With Demi-Monde now more or less fully explored in the previous books, Rees turns to plot development. What is happening in the real world comes more into focus. In the last book, The Demi-Monde: Summer, we learned that the 'real world' was not our 'real world', and The Demi-Monde: Fall  begins with our learning more about Rees' 'real world' and how it relates to our 'really real world'.

Also at the end of the last book we bumped into the military team originally sent to extract the President's daughter, so it is not much of a spoiler to let you know what you clearly suspected that The Demi-Monde: Fall  sees early 21st century military tackle Demi-Monde's steampunk armies.

And that is really as much as I want to give away other than, as previously mentioned, this book's final third really ramps up the hard SF and science fantasy as the entire rationale as to what we thought was going on (only part of which we assumed correctly) is revealed. This brings together a number of earlier details that many (well I did) thought were simply there for colourful decoration: in fact these details are fundamental to what is going on.

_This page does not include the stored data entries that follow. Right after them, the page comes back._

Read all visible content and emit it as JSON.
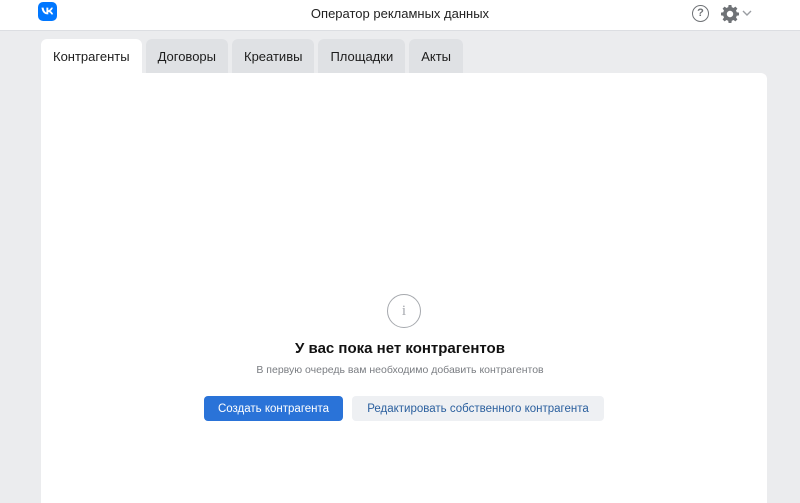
{
  "header": {
    "title": "Оператор рекламных данных",
    "logo_text": "VK",
    "help_icon": "help-icon",
    "settings_icon": "gear-icon",
    "menu_chevron_icon": "chevron-down-icon"
  },
  "tabs": [
    {
      "label": "Контрагенты",
      "active": true
    },
    {
      "label": "Договоры",
      "active": false
    },
    {
      "label": "Креативы",
      "active": false
    },
    {
      "label": "Площадки",
      "active": false
    },
    {
      "label": "Акты",
      "active": false
    }
  ],
  "empty_state": {
    "icon": "info-icon",
    "title": "У вас пока нет контрагентов",
    "subtitle": "В первую очередь вам необходимо добавить контрагентов",
    "primary_button": "Создать контрагента",
    "secondary_button": "Редактировать собственного контрагента"
  },
  "colors": {
    "brand": "#0077ff",
    "primary_button": "#2a73d8",
    "secondary_button_text": "#2a5f9e",
    "background": "#ebecee"
  }
}
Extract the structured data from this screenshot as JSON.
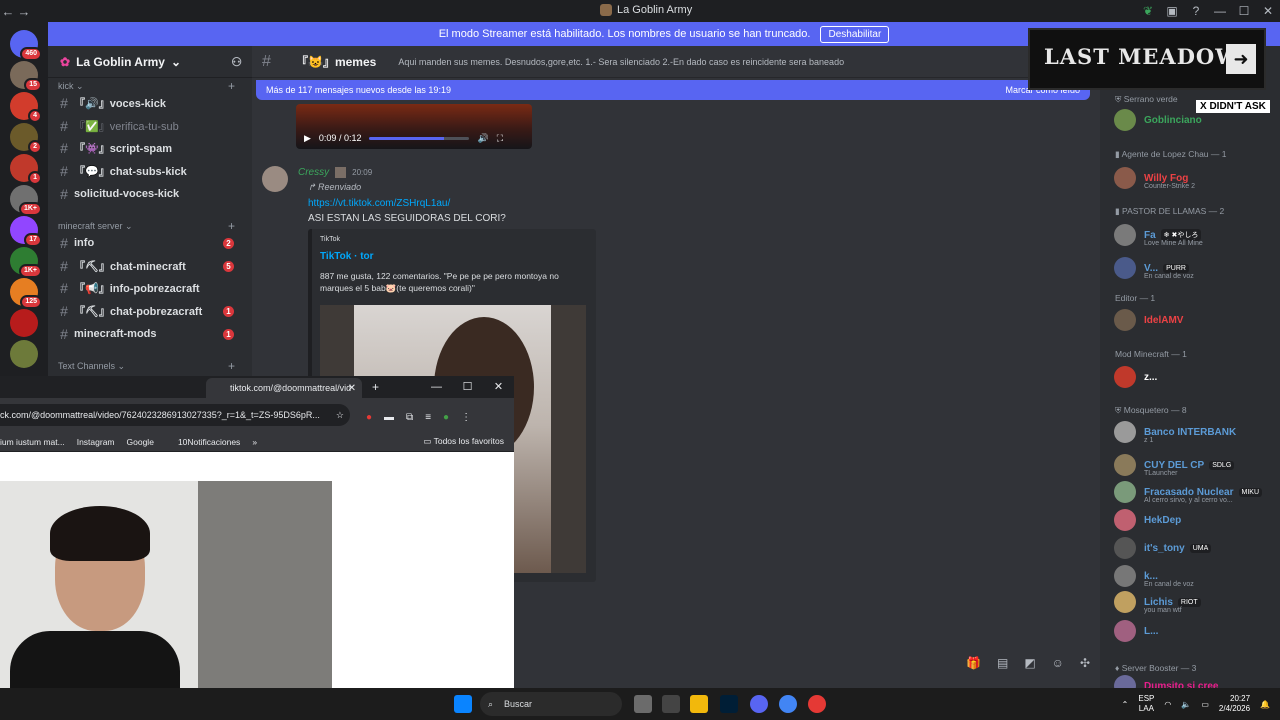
{
  "window": {
    "title": "Discord",
    "back_icon": "←",
    "forward_icon": "→"
  },
  "streamer_banner": {
    "text": "El modo Streamer está habilitado. Los nombres de usuario se han truncado.",
    "button": "Deshabilitar"
  },
  "servers": [
    {
      "badge": "460",
      "color": "#5865f2"
    },
    {
      "badge": "15",
      "color": "#7a6a5a"
    },
    {
      "badge": "4",
      "color": "#d23c2c"
    },
    {
      "badge": "2",
      "color": "#6b5a2a"
    },
    {
      "badge": "1",
      "color": "#c0392b"
    },
    {
      "badge": "1K+",
      "color": "#707070"
    },
    {
      "badge": "17",
      "color": "#9146ff"
    },
    {
      "badge": "1K+",
      "color": "#2e7d32"
    },
    {
      "badge": "125",
      "color": "#e67e22"
    },
    {
      "badge": "",
      "color": "#b71c1c"
    },
    {
      "badge": "",
      "color": "#6d7a3a"
    }
  ],
  "guild": {
    "name": "La Goblin Army"
  },
  "categories": {
    "kick": "kick",
    "minecraft": "minecraft server",
    "text": "Text Channels"
  },
  "channels": [
    {
      "name": "『🔊』voces-kick",
      "muted": false,
      "badge": ""
    },
    {
      "name": "『✅』verifica-tu-sub",
      "muted": true,
      "badge": ""
    },
    {
      "name": "『👾』script-spam",
      "muted": false,
      "badge": ""
    },
    {
      "name": "『💬』chat-subs-kick",
      "muted": false,
      "badge": ""
    },
    {
      "name": "solicitud-voces-kick",
      "muted": false,
      "badge": ""
    },
    {
      "name": "info",
      "muted": false,
      "badge": "2",
      "prefix": "『📢』"
    },
    {
      "name": "『⛏』chat-minecraft",
      "muted": false,
      "badge": "5"
    },
    {
      "name": "『📢』info-pobrezacraft",
      "muted": false,
      "badge": ""
    },
    {
      "name": "『⛏』chat-pobrezacraft",
      "muted": false,
      "badge": "1"
    },
    {
      "name": "minecraft-mods",
      "muted": false,
      "badge": "1"
    }
  ],
  "channel_header": {
    "name": "『😺』memes",
    "topic": "Aqui manden sus memes. Desnudos,gore,etc. 1.- Sera silenciado 2.-En dado caso es reincidente sera baneado"
  },
  "new_messages": {
    "text": "Más de 117 mensajes nuevos desde las 19:19",
    "action": "Marcar como leído"
  },
  "video": {
    "time": "0:09 / 0:12",
    "progress": 0.75
  },
  "message": {
    "author": "Cressy",
    "time": "20:09",
    "forwarded": "Reenviado",
    "link": "https://vt.tiktok.com/ZSHrqL1au/",
    "text": "ASI ESTAN LAS SEGUIDORAS DEL CORI?"
  },
  "embed": {
    "provider": "TikTok",
    "title": "TikTok · tor",
    "description": "887 me gusta, 122 comentarios. \"Pe pe pe pe pero montoya no marques el 5 bab🐷(te queremos corali)\""
  },
  "overlay": {
    "title": "LAST MEADOW",
    "didnt_ask": "X DIDN'T ASK"
  },
  "members": {
    "categories": {
      "agente": "Agente de Lopez Chau — 1",
      "pastor": "PASTOR DE LLAMAS — 2",
      "editor": "Editor — 1",
      "mod": "Mod Minecraft — 1",
      "mosquetero": "Mosquetero — 8",
      "booster": "Server Booster — 3",
      "serrano": "Serrano verde"
    },
    "list": [
      {
        "name": "Goblinciano",
        "status": "",
        "color": "#3ba55c",
        "tag": ""
      },
      {
        "name": "Willy Fog",
        "status": "Counter-Strike 2",
        "color": "#ed4245",
        "tag": ""
      },
      {
        "name": "Fa",
        "status": "Love Mine All Mine",
        "color": "#5c9bd6",
        "tag": "❄ ✖やしろ"
      },
      {
        "name": "V...",
        "status": "En canal de voz",
        "color": "#5c9bd6",
        "tag": "PURR"
      },
      {
        "name": "IdelAMV",
        "status": "",
        "color": "#ed4245",
        "tag": ""
      },
      {
        "name": "z...",
        "status": "",
        "color": "#ffffff",
        "tag": ""
      },
      {
        "name": "Banco INTERBANK",
        "status": "z 1",
        "color": "#5c9bd6",
        "tag": ""
      },
      {
        "name": "CUY DEL CP",
        "status": "TLauncher",
        "color": "#5c9bd6",
        "tag": "SDLG"
      },
      {
        "name": "Fracasado Nuclear",
        "status": "Al cerro sirvo, y al cerro vo...",
        "color": "#5c9bd6",
        "tag": "MIKU"
      },
      {
        "name": "HekDep",
        "status": "",
        "color": "#5c9bd6",
        "tag": ""
      },
      {
        "name": "it's_tony",
        "status": "",
        "color": "#5c9bd6",
        "tag": "UMA"
      },
      {
        "name": "k...",
        "status": "En canal de voz",
        "color": "#5c9bd6",
        "tag": ""
      },
      {
        "name": "Lichis",
        "status": "you man wtf",
        "color": "#5c9bd6",
        "tag": "RIOT"
      },
      {
        "name": "L...",
        "status": "",
        "color": "#5c9bd6",
        "tag": ""
      },
      {
        "name": "Dumsito si cree",
        "status": "",
        "color": "#e91e8c",
        "tag": ""
      }
    ]
  },
  "browser": {
    "tab_title": "tiktok.com/@doommattreal/vid",
    "url": "ck.com/@doommattreal/video/7624023286913027335?_r=1&_t=ZS-95DS6pR...",
    "bookmarks": [
      "ium iustum mat...",
      "Instagram",
      "Google",
      "",
      "10Notificaciones"
    ],
    "all_bookmarks": "Todos los favoritos"
  },
  "taskbar": {
    "search": "Buscar",
    "lang_1": "ESP",
    "lang_2": "LAA",
    "time": "20:27",
    "date": "2/4/2026"
  }
}
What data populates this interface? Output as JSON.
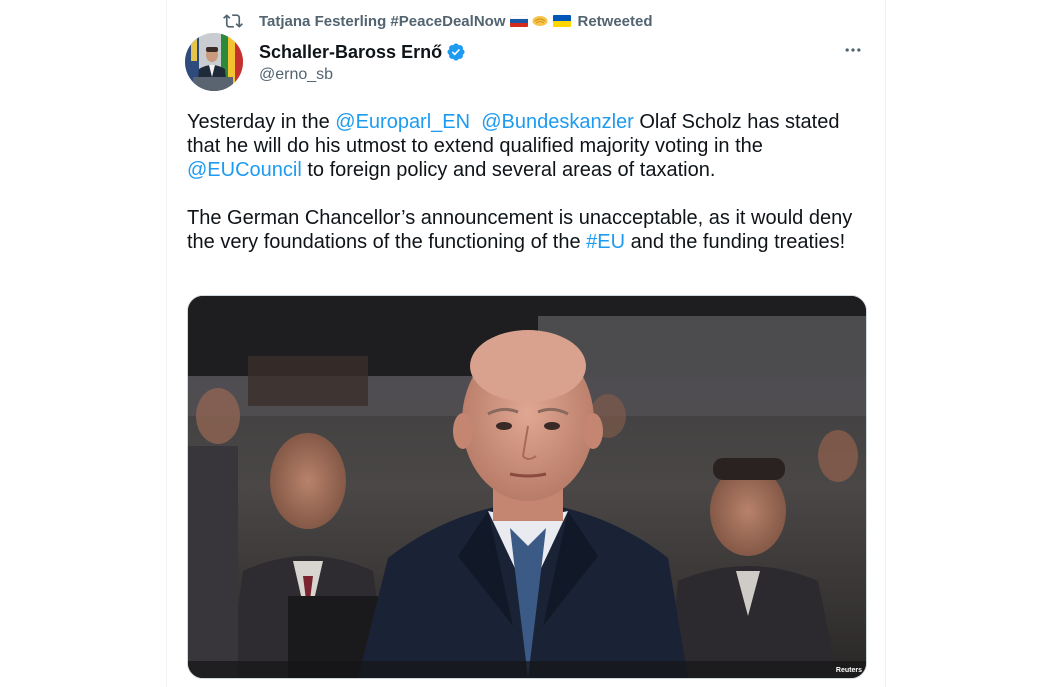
{
  "retweet": {
    "retweeter_name": "Tatjana Festerling #PeaceDealNow",
    "suffix": "Retweeted"
  },
  "author": {
    "display_name": "Schaller-Baross Ernő",
    "handle": "@erno_sb"
  },
  "tweet": {
    "paragraph1": {
      "t1": "Yesterday in the ",
      "m1": "@Europarl_EN",
      "t2": "  ",
      "m2": "@Bundeskanzler",
      "t3": " Olaf Scholz has stated that he will do his utmost to extend qualified majority voting in the ",
      "m3": "@EUCouncil",
      "t4": " to foreign policy and several areas of taxation."
    },
    "paragraph2": {
      "t1": "The German Chancellor’s announcement is unacceptable, as it would deny the very foundations of the functioning of the ",
      "h1": "#EU",
      "t2": " and the funding treaties!"
    }
  },
  "media": {
    "credit": "Reuters"
  },
  "colors": {
    "link": "#1d9bf0",
    "muted": "#536471",
    "text": "#0f1419",
    "verified": "#1d9bf0"
  },
  "icons": {
    "retweet": "retweet-icon",
    "verified": "verified-badge-icon",
    "more": "more-options-icon"
  }
}
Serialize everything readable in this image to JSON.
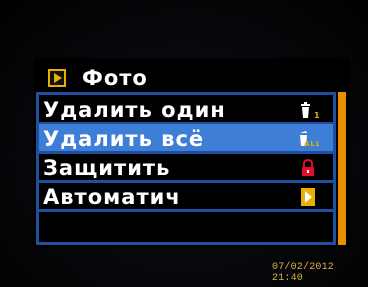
{
  "menu": {
    "title": "Фото",
    "items": [
      {
        "label": "Удалить один",
        "icon": "delete-one-icon",
        "selected": false
      },
      {
        "label": "Удалить всё",
        "icon": "delete-all-icon",
        "selected": true
      },
      {
        "label": "Защитить",
        "icon": "lock-icon",
        "selected": false
      },
      {
        "label": "Автоматич",
        "icon": "play-arrow-icon",
        "selected": false
      }
    ],
    "delete_one_icon_text": "1",
    "delete_all_icon_text": "ALL"
  },
  "timestamp": "07/02/2012 21:40",
  "colors": {
    "menu_border": "#1f4f9e",
    "selected_bg": "#3f7ed6",
    "accent_orange": "#e88f00",
    "icon_yellow": "#e8b000",
    "lock_red": "#e0102a",
    "timestamp": "#e8b040"
  }
}
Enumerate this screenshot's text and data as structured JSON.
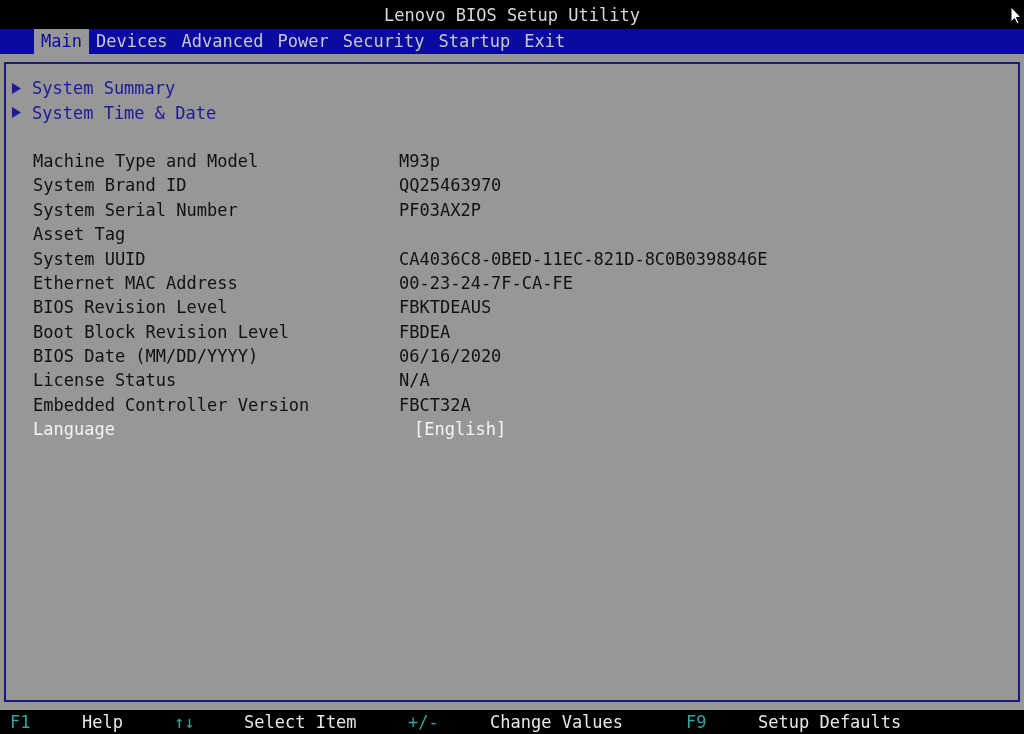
{
  "window": {
    "title": "Lenovo BIOS Setup Utility"
  },
  "tabs": [
    {
      "label": "Main",
      "selected": true
    },
    {
      "label": "Devices",
      "selected": false
    },
    {
      "label": "Advanced",
      "selected": false
    },
    {
      "label": "Power",
      "selected": false
    },
    {
      "label": "Security",
      "selected": false
    },
    {
      "label": "Startup",
      "selected": false
    },
    {
      "label": "Exit",
      "selected": false
    }
  ],
  "submenus": [
    {
      "label": "System Summary"
    },
    {
      "label": "System Time & Date"
    }
  ],
  "items": [
    {
      "kind": "info",
      "label": "Machine Type and Model",
      "value": "M93p"
    },
    {
      "kind": "info",
      "label": "System Brand ID",
      "value": "QQ25463970"
    },
    {
      "kind": "info",
      "label": "System Serial Number",
      "value": "PF03AX2P"
    },
    {
      "kind": "info",
      "label": "Asset Tag"
    },
    {
      "kind": "info",
      "label": "System UUID",
      "value": "CA4036C8-0BED-11EC-821D-8C0B0398846E"
    },
    {
      "kind": "info",
      "label": "Ethernet MAC Address",
      "value": "00-23-24-7F-CA-FE"
    },
    {
      "kind": "info",
      "label": "BIOS Revision Level",
      "value": "FBKTDEAUS"
    },
    {
      "kind": "info",
      "label": "Boot Block Revision Level",
      "value": "FBDEA"
    },
    {
      "kind": "info",
      "label": "BIOS Date (MM/DD/YYYY)",
      "value": "06/16/2020"
    },
    {
      "kind": "info",
      "label": "License Status",
      "value": "N/A"
    },
    {
      "kind": "info",
      "label": "Embedded Controller Version",
      "value": "FBCT32A"
    },
    {
      "kind": "setting",
      "label": "Language",
      "value": "[English]"
    }
  ],
  "status_bar": [
    {
      "key": "F1",
      "action": "Help"
    },
    {
      "key": "↑↓",
      "action": "Select Item"
    },
    {
      "key": "+/-",
      "action": "Change Values"
    },
    {
      "key": "F9",
      "action": "Setup Defaults"
    }
  ]
}
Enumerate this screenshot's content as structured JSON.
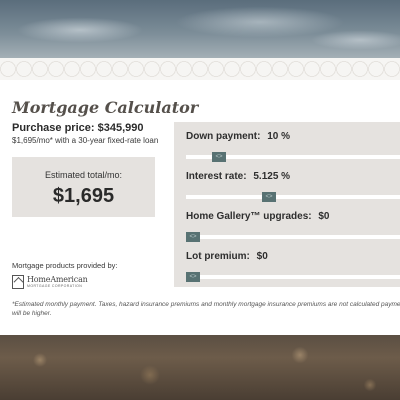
{
  "title": "Mortgage Calculator",
  "purchase": {
    "label": "Purchase price:",
    "value": "$345,990",
    "sub": "$1,695/mo* with a 30-year fixed-rate loan"
  },
  "estimate": {
    "label": "Estimated total/mo:",
    "value": "$1,695"
  },
  "sliders": [
    {
      "label": "Down payment:",
      "value": "10 %",
      "fraction": 0.13
    },
    {
      "label": "Interest rate:",
      "value": "5.125 %",
      "fraction": 0.38
    },
    {
      "label": "Home Gallery™ upgrades:",
      "value": "$0",
      "fraction": 0.0
    },
    {
      "label": "Lot premium:",
      "value": "$0",
      "fraction": 0.0
    }
  ],
  "slider_thumb_glyph": "<>",
  "provider": {
    "label": "Mortgage products provided by:",
    "logo_name": "HomeAmerican",
    "logo_sub": "MORTGAGE CORPORATION"
  },
  "footnote": "*Estimated monthly payment. Taxes, hazard insurance premiums and monthly mortgage insurance premiums are not calculated payment will be higher.",
  "colors": {
    "thumb": "#587273",
    "panel": "#e5e2df"
  }
}
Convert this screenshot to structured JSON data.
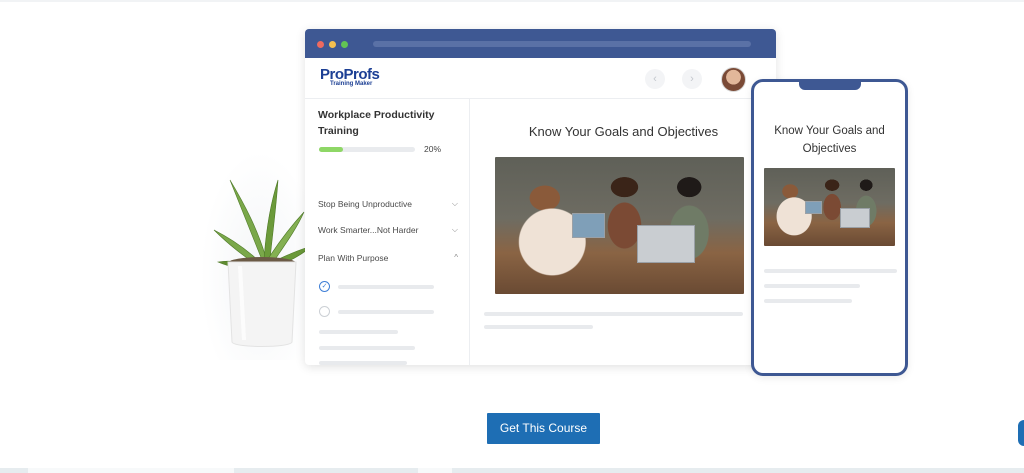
{
  "browser": {
    "logo": {
      "text_pro": "Pro",
      "text_profs": "Profs",
      "subtitle": "Training Maker"
    },
    "nav": {
      "prev_icon": "chevron-left-icon",
      "next_icon": "chevron-right-icon"
    },
    "sidebar": {
      "course_title": "Workplace Productivity Training",
      "progress_percent": 20,
      "progress_label": "20%",
      "modules": [
        {
          "label": "Stop Being Unproductive",
          "icon": "chevron-down-icon"
        },
        {
          "label": "Work Smarter...Not Harder",
          "icon": "chevron-down-icon"
        },
        {
          "label": "Plan With Purpose",
          "icon": "chevron-up-icon"
        }
      ]
    },
    "content": {
      "title": "Know Your Goals and Objectives"
    }
  },
  "phone": {
    "title": "Know Your Goals and Objectives"
  },
  "cta": {
    "label": "Get This Course"
  },
  "colors": {
    "brand_navy": "#3e5893",
    "cta_blue": "#1e6eb4",
    "progress_green": "#8ed766"
  }
}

Even without this final book, Rod Rees had given us a remarkable genre contribution. However The Demi-Monde: Fall clearly ensures that this quartet is more profound a body of work. What I say next is truly not hype: to my mind the Demi-Monde quartet is as inventive a body of genre work as Asimov's original 'Foundation' trilogy and, dare I say it, Iain Banks' 'Culture' novels, only here Rees' work comes in steampunk, rather than space opera, flavour. I have been bowled over by The Demi-Monde. My one fear is that in this age of short-run titles with print-on-demand, self-publishing, and, of course, e-books, there is so much out there that, what with the economic depression and all, I do fear that these The Demi-Monde books will not get the recognition that they truly deserve. If by any chance you agree with me then do blog and social-network your thoughts. Heck, you can even Tweet a link to this review.

Meanwhile I also genuinely fear for whatever it will be that Rees gives us next. I can't comprehend him doing anything better as he has set the bar so high for himself. Equally I'd hate it if this was one his one and only venture into literary SF.  But then who said that life was easy be it here or in the Demi-Monde.